Título: A Bolívia distante do horizonte
Autor: Clara Cavour
Fonte: Jornal do Brasil, 15/01/2006, Internacional, p. A8

Desde que perdeu a guerra do Pacífico, disputada com o Chile há 127 anos, a Bolívia briga por uma saída ao mar. A rota ao Oceano Pacífico é tratada historicamente pelos governos como uma solução simbólica para os atrasos econômicos do país e vista como uma quimera desta que é a nação mais pobre da América do Sul. Mas a tão sonhada visão do horizonte pode nunca chegar. Pelo menos de forma soberana, como quer o país andino. Prudentemente, o presidente eleito, Evo Morales, fala pouco sobre o assunto. Diferentemente dos antecessores, não faz dessa a bandeira de seu governo. Torce para que a socialista Michelle Bachelet seja eleita no Chile, já que o candidato da direita, Sebastián Piñera, já fechou a porta a qualquer negociação.

- Evo está esperando a votação chilena para se manifestar. Se Bachelet ganhar há maiores possibilidades de acordo - afirma ao JB o jornalista político Luis Gómez, correspondente do jornal La Jornada.

Para alguns analistas, a posição cautelosa de Morales é inteligente:

- Muita falação sobre o assunto pode criar mal-entendido diplomático e dificultar a conversa - diz ao JB Róger Hurtado, cientista político da Universidade Mayor de San Andrés, em La Paz.

Ainda assim, especialistas partem do princípio de que a Bolívia jamais verá o mar de terras próprias. E de que é preciso trocar o sonho por soluções alternativas. E reais.

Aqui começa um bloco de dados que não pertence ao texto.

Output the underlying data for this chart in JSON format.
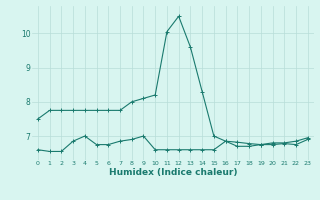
{
  "xlabel": "Humidex (Indice chaleur)",
  "x_values": [
    0,
    1,
    2,
    3,
    4,
    5,
    6,
    7,
    8,
    9,
    10,
    11,
    12,
    13,
    14,
    15,
    16,
    17,
    18,
    19,
    20,
    21,
    22,
    23
  ],
  "line1_y": [
    7.5,
    7.75,
    7.75,
    7.75,
    7.75,
    7.75,
    7.75,
    7.75,
    8.0,
    8.1,
    8.2,
    10.05,
    10.5,
    9.6,
    8.3,
    7.0,
    6.85,
    6.82,
    6.78,
    6.75,
    6.75,
    6.78,
    6.75,
    6.9
  ],
  "line2_y": [
    6.6,
    6.55,
    6.55,
    6.85,
    7.0,
    6.75,
    6.75,
    6.85,
    6.9,
    7.0,
    6.6,
    6.6,
    6.6,
    6.6,
    6.6,
    6.6,
    6.85,
    6.7,
    6.7,
    6.75,
    6.8,
    6.8,
    6.85,
    6.95
  ],
  "line_color": "#1a7a6e",
  "bg_color": "#d8f5f0",
  "grid_color": "#b8ddd8",
  "ylim": [
    6.3,
    10.8
  ],
  "xlim": [
    -0.5,
    23.5
  ],
  "yticks": [
    7,
    8,
    9,
    10
  ],
  "xticks": [
    0,
    1,
    2,
    3,
    4,
    5,
    6,
    7,
    8,
    9,
    10,
    11,
    12,
    13,
    14,
    15,
    16,
    17,
    18,
    19,
    20,
    21,
    22,
    23
  ]
}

- Os bolivianos querem fincar sua bandeira na praia. Isso nunca vai acontecer. É uma visão muito romântica - avalia Alejandro Mercado, do Instituto de Investigação Sócio-Econômica, em Cochabamba. - Se o governo for inteligente, fará um acordo de cooperação, como uma Zona Econômica Especial. Mas penso que as relações bilaterais vão continuar frias, e só quando a Bolívia tiver um governo liberal é que poderá haver uma negociação desse tipo.

Gustavo Pinto, professor de Política da Universidade Católica Boliviana, concorda:

- Evo usa de sentimentalismo ao dizer que vai recuperar todos os territórios que o país perdeu em guerras. Uma prova disso é que não diz como - observou.

O vice-presidente do governo MAS (Movimento ao Socialismo, partido do presidente eleito), Álvaro García Linera, no entanto, já afirmou, que pretende recuperar a política de ''gás por mar'', que o ex-presidente Carlos Mesa tentou emplacar, sem sucesso, por várias razões. A idéia é trocar a venda do recurso natural boliviano pelo compromisso de negociação.

- Mas o diálogo não será fácil com nenhum presidente chileno, por mais socialista ou de esquerda que seja. A elite, as classes políticas e as Forças Armadas jamais vão fazer acordo para dar um porto soberano à Bolívia - avaliou Pinto.

Já o chileno Pedro Suarce, editor de Internacional do jornal La Tercera, crê que Morales pode ser o presidente mais indicado que a Bolívia já teve para o tema:

- Os governos anteriores estimularam um discurso anti-Chile. Com a força política que Evo tem, pode criar um ambiente favorável ao diálogo - afirmou, ressaltando que é preciso negociar também com o Peru, a quem pertencia a região desejada pela Bolívia.

Mas a deputada Isabel Allende observou que o Peru não aceitou uma proposta chilena de criação de um corredor boliviano:

- O único caminho é aumentar as relações comerciais e culturais, avançando lentamente ao acordo que hoje não há.